I used to want to know my destiny, my future. But that time, my father took me to a fortune teller and said to my father, "Remember to travel far away." "My dad was scared, and after that, I didn't get to hike to another country?

But now, I'm still safe and sound. However, my father slowly forgot about it.

Knowing fate, or fake fate, what can you do? Since then, I have lost my affection for fortune tellers, and I always feel that they are all cheating people out of money and worrying people.

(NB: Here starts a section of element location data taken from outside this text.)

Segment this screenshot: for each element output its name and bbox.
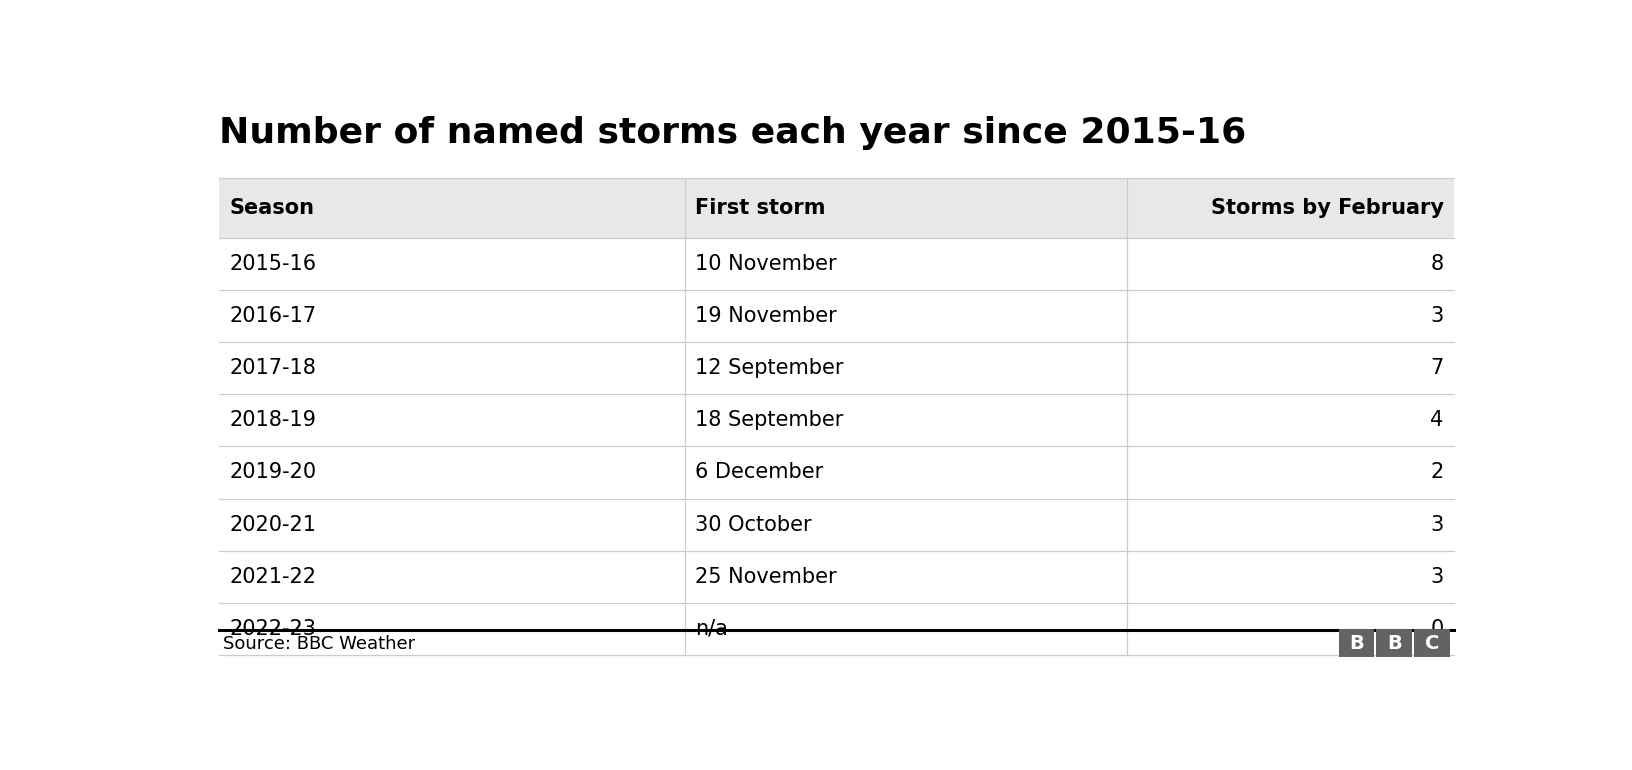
Text: 6 December: 6 December: [695, 463, 823, 483]
Text: 10 November: 10 November: [695, 254, 836, 274]
Bar: [219, 394, 1454, 447]
Bar: [219, 498, 1454, 551]
Text: Number of named storms each year since 2015-16: Number of named storms each year since 2…: [219, 116, 1247, 150]
Text: 2016-17: 2016-17: [228, 306, 317, 326]
Text: First storm: First storm: [695, 198, 826, 218]
Bar: [219, 238, 1454, 290]
Text: n/a: n/a: [695, 619, 728, 639]
Bar: [219, 342, 1454, 394]
Bar: [219, 551, 1454, 603]
Bar: [1338, 629, 1374, 658]
Text: 25 November: 25 November: [695, 567, 836, 587]
Text: 18 September: 18 September: [695, 410, 844, 430]
Text: B: B: [1387, 634, 1402, 653]
Text: 12 September: 12 September: [695, 358, 844, 378]
Text: 2022-23: 2022-23: [228, 619, 317, 639]
Text: 3: 3: [1430, 567, 1443, 587]
Text: 2015-16: 2015-16: [228, 254, 317, 274]
Text: 19 November: 19 November: [695, 306, 837, 326]
Text: 30 October: 30 October: [695, 514, 811, 534]
Text: Season: Season: [228, 198, 315, 218]
Bar: [1415, 629, 1449, 658]
Text: B: B: [1350, 634, 1364, 653]
Text: C: C: [1425, 634, 1439, 653]
Bar: [219, 447, 1454, 498]
Bar: [219, 603, 1454, 655]
Text: 0: 0: [1430, 619, 1443, 639]
Text: 2020-21: 2020-21: [228, 514, 317, 534]
Text: 2: 2: [1430, 463, 1443, 483]
Text: 4: 4: [1430, 410, 1443, 430]
Bar: [219, 290, 1454, 342]
Text: 2021-22: 2021-22: [228, 567, 317, 587]
Text: 2019-20: 2019-20: [228, 463, 317, 483]
Text: Source: BBC Weather: Source: BBC Weather: [224, 634, 415, 653]
Text: 2018-19: 2018-19: [228, 410, 317, 430]
Bar: [1376, 629, 1412, 658]
Text: 3: 3: [1430, 306, 1443, 326]
Text: 7: 7: [1430, 358, 1443, 378]
Text: Storms by February: Storms by February: [1211, 198, 1443, 218]
Text: 8: 8: [1430, 254, 1443, 274]
Text: 2017-18: 2017-18: [228, 358, 317, 378]
Text: 3: 3: [1430, 514, 1443, 534]
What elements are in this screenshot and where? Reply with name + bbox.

Superstition is still practiced in the village, but the fate of anyone has not been accurately calculated.

I went back to school early, alone, quietly, and thinking a lot.

This winter, it was still snowing heavily, and the aunt in charge of the dormitory was afraid that I would be frozen, so she gave me a pot of carbon.

When I opened the window and looked at the snow-crushed willow branches beside the lake on campus, there were still lonely old birds struggling to feed, but I was full of emotion.

Raise your pen and write:

The cold smoke of winter surrounds the slanting lonely willows, and the wind sweeps the surface of the lake.

The old finches are difficult to find when they are out of the group, and the body is cold and the wings are wet.

It was difficult to walk for several miles, and he was exhausted and weakened.

Even if you are poor and die of strength, you must fight to break through the sky.

Then he laughed at himself a little, he could only write sentences, not poetry, raise his pen, scribble, and entertain himself.

I like poems very much, such as Lu Xun's "Hengmei coldly pointed at a thousand husbands, bowed his head and was willing to be a son of a cow." "Life is inevitably a little more ridiculous.

There are still a few days left to leave school. I still have to live alone, so I found some verses and envied them.